Saturday, December 4, 2010

Review: Death in Venice

Death in VeniceDeath in Venice by Thomas Mann

My rating: 4 of 5 stars


Thomas Mann's famous novella tells the story of Gustav von Aschenbach, an internationally renowned writer who travels to Venice and becomes erotically obsessed with a young boy. This obsession leads eventually, as the title would suggest, to his death, both metaphorically and literally.

The character of Aschenbach is a fascinating one; he is brilliant, devoted to his work, and he sees the world through the eyes of a learned artist who lives entirely in the mind. Given Mann's interest in Freudian psychology, it is difficult not to see this as the story of the return of the repressed: his ascetic and discipline lifestyle -- the key to his literary success and reputation -- finally cracks as the libidic (is that a word?) energies so long sublimated into artist endeavors take control, manifesting in his pederastic desire for the young Polish boy, Tadzio, a representative, perhaps, to Aschenbach of his own lost, fragile sexuality, childish and immature in its development. At the same time, Aschenbach's sexual desires are bound up with a death drive; his trip to Venice is spurred by an imposing and frightening figure staring at him from a cemetery, and Tadzio himself is described as delicate and sickly. Through Aschenbach's obsessive pursuit of Tadzio -- a pursuit that, despite its passion, remains physically unconsummated -- Mann explores the paradoxical connections between Eros and Thanatos, the drive to experience and express life in a moment of passion and the desire to abandon that life, the loss of self in erotic union.

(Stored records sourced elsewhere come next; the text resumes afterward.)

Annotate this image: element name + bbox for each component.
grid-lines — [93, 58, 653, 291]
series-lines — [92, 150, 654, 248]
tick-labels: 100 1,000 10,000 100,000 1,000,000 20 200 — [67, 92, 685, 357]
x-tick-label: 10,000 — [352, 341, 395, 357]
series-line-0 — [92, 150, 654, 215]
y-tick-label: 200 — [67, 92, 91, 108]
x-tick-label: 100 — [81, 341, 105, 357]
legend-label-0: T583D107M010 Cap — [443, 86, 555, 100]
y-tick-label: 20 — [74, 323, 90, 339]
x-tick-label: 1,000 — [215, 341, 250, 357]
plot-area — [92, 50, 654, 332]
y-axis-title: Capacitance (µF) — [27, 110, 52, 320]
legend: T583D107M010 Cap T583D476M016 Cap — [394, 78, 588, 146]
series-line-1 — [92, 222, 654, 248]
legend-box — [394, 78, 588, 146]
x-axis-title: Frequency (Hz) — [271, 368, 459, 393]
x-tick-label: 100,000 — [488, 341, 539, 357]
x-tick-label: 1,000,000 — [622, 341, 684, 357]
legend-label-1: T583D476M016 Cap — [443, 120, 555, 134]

Because the narrative operates from the perspective of Aschenbach (although it is not a first-person narrator), the writing is extremely erudite. Aschenbach is an intellectual, and even in his most passionate moments sees the world through the lens of his artistic and philosophical pursuits. The novella is filled with allusions to and discussions of classical myth and thought, in particular Plato's works on love and desire. The extremely refined art and artifice of the work is in keeping with Aschenbach's character, although it also means that the work often feels rather detached; we don't inhabit Aschenbach's mind, we understand it intellectually, through the conceptual vocabulary he himself has built up through his life. That's not to say that it is not compelling, but it isn't a "page-turner" in any traditional sense. As a reader, I felt motivated not by passion, but by the intellectual interest to study Aschenbach's passion, to understand it and find out how it would resolve (or not resolve) itself. It works, definitely -- it reproduces in the reader the mind of its central character and with its attendant conflicts, tensions, and flaws -- but it isn't a work that I would see myself returning to repeatedly to read for enjoyment. It is, I think, literature as philosophy, and as such, it requires a thoughtful, philosophical, and somewhat detached mood.